Cannes 2010 : Rachid Bouchareb veut éteindre la polémique

Posté par Sabrina, le 14 mai 2010

Quelques mots du cinéaste en réponse à la polémique que suscite d'ores et déjà Hors la loi...

"Depuis trois semaines, une polémique précède la présentation à Cannes de mon film Hors La Loi, alors que ceux qui participent à cette polémique n'ont pas vu le film... Devant de telles passions et dans un souci d'apaisement, il m’apparaît important de rappeler deux choses :

* Hors la loi est un film de fiction, une saga qui raconte l’histoire de trois frères algériens et de leur mère sur une période de plus de trente-cinq ans, du milieu des années trente à l'indépendance de l'Algérie en 1962.

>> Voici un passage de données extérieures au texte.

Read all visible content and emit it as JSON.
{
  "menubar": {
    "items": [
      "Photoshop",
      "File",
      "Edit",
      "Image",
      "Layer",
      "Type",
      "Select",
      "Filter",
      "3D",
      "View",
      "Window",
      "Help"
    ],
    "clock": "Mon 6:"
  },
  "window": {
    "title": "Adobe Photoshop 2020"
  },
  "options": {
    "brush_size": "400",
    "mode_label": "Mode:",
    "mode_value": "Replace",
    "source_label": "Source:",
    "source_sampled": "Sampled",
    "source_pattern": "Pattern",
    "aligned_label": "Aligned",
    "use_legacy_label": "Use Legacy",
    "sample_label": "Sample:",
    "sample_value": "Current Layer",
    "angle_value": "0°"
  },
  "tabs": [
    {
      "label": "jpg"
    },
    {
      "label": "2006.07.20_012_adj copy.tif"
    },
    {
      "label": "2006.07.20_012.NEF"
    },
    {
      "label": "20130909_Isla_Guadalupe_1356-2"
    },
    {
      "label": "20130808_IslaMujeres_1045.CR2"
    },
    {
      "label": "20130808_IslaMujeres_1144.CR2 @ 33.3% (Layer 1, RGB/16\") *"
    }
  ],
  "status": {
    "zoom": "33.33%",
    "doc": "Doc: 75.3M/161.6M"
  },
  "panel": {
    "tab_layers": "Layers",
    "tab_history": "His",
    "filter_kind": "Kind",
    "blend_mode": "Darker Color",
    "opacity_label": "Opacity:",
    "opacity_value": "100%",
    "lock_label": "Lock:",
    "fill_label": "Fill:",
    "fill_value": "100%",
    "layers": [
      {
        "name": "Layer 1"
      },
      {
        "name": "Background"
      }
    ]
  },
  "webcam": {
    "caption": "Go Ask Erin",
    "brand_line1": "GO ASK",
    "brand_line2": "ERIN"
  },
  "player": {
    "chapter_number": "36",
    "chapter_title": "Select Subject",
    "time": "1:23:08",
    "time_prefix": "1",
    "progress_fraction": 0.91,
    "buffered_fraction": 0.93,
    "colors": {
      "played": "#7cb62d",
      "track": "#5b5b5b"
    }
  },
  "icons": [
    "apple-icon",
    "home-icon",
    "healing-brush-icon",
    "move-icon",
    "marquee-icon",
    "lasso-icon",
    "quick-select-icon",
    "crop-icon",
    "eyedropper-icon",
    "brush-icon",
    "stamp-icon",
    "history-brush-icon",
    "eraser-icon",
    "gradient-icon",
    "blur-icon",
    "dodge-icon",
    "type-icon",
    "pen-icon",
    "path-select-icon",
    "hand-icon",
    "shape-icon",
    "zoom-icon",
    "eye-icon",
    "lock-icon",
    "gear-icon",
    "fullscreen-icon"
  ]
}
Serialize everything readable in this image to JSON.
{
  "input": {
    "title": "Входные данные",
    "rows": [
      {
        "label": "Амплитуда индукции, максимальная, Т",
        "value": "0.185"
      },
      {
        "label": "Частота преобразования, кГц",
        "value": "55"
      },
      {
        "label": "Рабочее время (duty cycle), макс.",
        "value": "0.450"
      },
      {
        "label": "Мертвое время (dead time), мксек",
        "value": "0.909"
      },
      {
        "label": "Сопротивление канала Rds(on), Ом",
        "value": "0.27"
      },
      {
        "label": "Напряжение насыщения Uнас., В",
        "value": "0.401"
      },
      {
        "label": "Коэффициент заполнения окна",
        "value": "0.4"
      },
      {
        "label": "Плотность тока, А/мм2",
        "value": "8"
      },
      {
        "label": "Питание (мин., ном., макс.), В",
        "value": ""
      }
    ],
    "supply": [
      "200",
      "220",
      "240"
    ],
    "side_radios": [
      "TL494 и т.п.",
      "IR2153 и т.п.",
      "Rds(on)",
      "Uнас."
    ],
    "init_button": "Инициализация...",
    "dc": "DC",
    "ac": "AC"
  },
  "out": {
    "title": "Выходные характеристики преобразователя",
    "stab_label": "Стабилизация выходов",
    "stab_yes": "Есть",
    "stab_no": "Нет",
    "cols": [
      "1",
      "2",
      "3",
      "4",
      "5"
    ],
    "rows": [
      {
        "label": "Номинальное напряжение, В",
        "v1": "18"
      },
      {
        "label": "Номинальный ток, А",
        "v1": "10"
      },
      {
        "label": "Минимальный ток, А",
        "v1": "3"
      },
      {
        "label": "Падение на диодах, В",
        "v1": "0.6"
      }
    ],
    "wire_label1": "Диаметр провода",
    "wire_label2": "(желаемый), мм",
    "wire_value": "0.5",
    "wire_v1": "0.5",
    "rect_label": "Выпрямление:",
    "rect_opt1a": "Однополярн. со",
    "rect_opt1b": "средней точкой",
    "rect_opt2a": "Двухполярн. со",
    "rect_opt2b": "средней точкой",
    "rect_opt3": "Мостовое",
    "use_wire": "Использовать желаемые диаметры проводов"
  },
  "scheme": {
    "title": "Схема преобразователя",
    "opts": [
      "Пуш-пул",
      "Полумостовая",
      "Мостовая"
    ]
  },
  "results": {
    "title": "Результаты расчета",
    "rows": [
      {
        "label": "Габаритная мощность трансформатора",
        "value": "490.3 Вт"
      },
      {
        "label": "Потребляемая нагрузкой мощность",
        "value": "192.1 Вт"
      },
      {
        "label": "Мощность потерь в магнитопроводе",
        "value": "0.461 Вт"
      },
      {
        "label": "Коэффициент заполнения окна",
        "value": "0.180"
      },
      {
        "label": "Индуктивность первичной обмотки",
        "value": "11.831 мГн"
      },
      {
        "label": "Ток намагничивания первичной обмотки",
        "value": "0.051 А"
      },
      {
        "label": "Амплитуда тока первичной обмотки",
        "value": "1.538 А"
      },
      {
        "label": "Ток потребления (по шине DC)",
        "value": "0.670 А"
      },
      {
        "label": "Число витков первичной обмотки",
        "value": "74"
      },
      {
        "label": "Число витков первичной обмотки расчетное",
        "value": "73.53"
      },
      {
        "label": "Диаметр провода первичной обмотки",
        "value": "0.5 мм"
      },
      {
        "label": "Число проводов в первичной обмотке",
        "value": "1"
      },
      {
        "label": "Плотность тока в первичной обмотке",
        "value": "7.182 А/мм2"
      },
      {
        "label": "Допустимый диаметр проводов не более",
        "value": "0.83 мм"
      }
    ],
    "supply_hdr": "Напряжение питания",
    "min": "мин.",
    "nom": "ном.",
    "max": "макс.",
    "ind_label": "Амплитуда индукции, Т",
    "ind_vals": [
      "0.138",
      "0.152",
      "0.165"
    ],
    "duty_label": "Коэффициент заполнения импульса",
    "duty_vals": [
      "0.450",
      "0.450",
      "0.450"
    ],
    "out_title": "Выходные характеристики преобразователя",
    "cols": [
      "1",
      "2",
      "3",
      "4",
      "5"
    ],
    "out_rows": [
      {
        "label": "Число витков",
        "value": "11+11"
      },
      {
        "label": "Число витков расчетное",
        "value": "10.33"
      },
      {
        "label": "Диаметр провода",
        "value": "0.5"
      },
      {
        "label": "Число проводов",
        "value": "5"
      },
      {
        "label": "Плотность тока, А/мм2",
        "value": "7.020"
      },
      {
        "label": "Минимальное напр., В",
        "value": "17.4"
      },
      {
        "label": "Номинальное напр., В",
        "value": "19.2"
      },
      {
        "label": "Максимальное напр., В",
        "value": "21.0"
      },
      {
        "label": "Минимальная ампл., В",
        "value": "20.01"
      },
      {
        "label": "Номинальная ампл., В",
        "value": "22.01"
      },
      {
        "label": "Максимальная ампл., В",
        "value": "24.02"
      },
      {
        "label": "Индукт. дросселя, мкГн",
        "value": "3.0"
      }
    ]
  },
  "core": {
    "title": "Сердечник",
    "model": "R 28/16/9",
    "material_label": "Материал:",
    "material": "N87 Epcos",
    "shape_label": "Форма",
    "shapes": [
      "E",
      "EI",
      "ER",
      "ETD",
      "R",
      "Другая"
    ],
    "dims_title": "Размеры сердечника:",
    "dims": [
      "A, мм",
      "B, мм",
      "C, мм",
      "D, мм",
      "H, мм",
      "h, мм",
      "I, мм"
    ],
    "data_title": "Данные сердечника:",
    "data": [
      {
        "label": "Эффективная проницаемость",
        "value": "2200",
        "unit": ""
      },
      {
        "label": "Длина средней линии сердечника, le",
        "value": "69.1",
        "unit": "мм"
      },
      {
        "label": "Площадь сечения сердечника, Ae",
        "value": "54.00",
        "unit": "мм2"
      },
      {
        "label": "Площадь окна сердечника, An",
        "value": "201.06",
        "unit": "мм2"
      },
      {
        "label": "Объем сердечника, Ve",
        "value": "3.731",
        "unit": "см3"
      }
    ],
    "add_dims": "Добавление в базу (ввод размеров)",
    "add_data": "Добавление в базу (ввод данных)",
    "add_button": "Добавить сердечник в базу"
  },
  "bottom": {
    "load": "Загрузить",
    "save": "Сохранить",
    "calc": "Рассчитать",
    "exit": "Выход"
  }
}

* Il faut qu’il soit possible que le cinéma aborde tous les sujets. Je le fais en cinéaste, avec ma sensibilité, sans obliger quiconque à la partager. Après les projections, il sera temps que le débat public se déroule. Attaché comme je le suis à la liberté d’expression, il me paraît normal que certains puissent être en désaccord avec mon film, mais je souhaite que ce désaccord s’exprime dans un cadre pacifique et dans la sérénité du débat d’idées.
Pour le monde entier, la France est une terre de liberté et je suis particulièrement fier d’y montrer mon film, dans le plus prestigieux des festivals. Je souhaite que cette projection se fasse dans le respect mutuel et dans un climat serein.
" - Rachid BOUCHAREB

Vous n'avait pas pu y échapper : dès Cannes 2006, Bouchareb défrayait la chronique avec son passionnant Indigènes, film récompensé d'un quintuple Prix d'interprétation masculine. Hors-la loi sera présenté en compétition le 21 mai prochain.

A juste titre, la liberté d'expression commence toujours dès lors que l'encre vient entacher l'ordre établi. En la matière, il y a fort à parier : ce n'est ici qu'un début ! Bienvenue à ce nouveau long et manifeste signé d'un "indigène" qui revendique fièrement son identité... de cinéaste !

Rachid Bouchareb se met Hors-la-Loi

Posté par vincy, le 13 août 2009

Alors que son prochain film, London River, sort le 23 septembre prochain, doté d'un prix d'interprétation masucline au dernier festival de Berlin, Rachid Bouchareb (Indigènes) vient de s'attaquer au tournage de Hors-la-Loi. Pour ce film, il retrouve quatre de ses cinq acteurs d'Indigènes : Jamel Debbouze, Sami Bouajila, Roschdy Zem et Bernard Blancan. Les autres comédiens qui les entourent sont Ahmed Benaïssa (Mon colonel, Inland), Larbi Zekkal (Beur Blanc Rouge), Mourad Khen (Mascarades) et Chafia Boudraa (Le thé à la menthe, Beur blanc rouge).

Il s'agit du récit, de 1945 à 1962, de trois frères dont la famille a survécu aux massacres de Sétif., jusqu'à la bataille de l'indépendance de l'Algérie. Un budget confortable (près de 20 millions d'euros) accompagnera ce tournage qui se déplacera aussi en France, Tunisie, en Belgique, en Allemagne et à New York.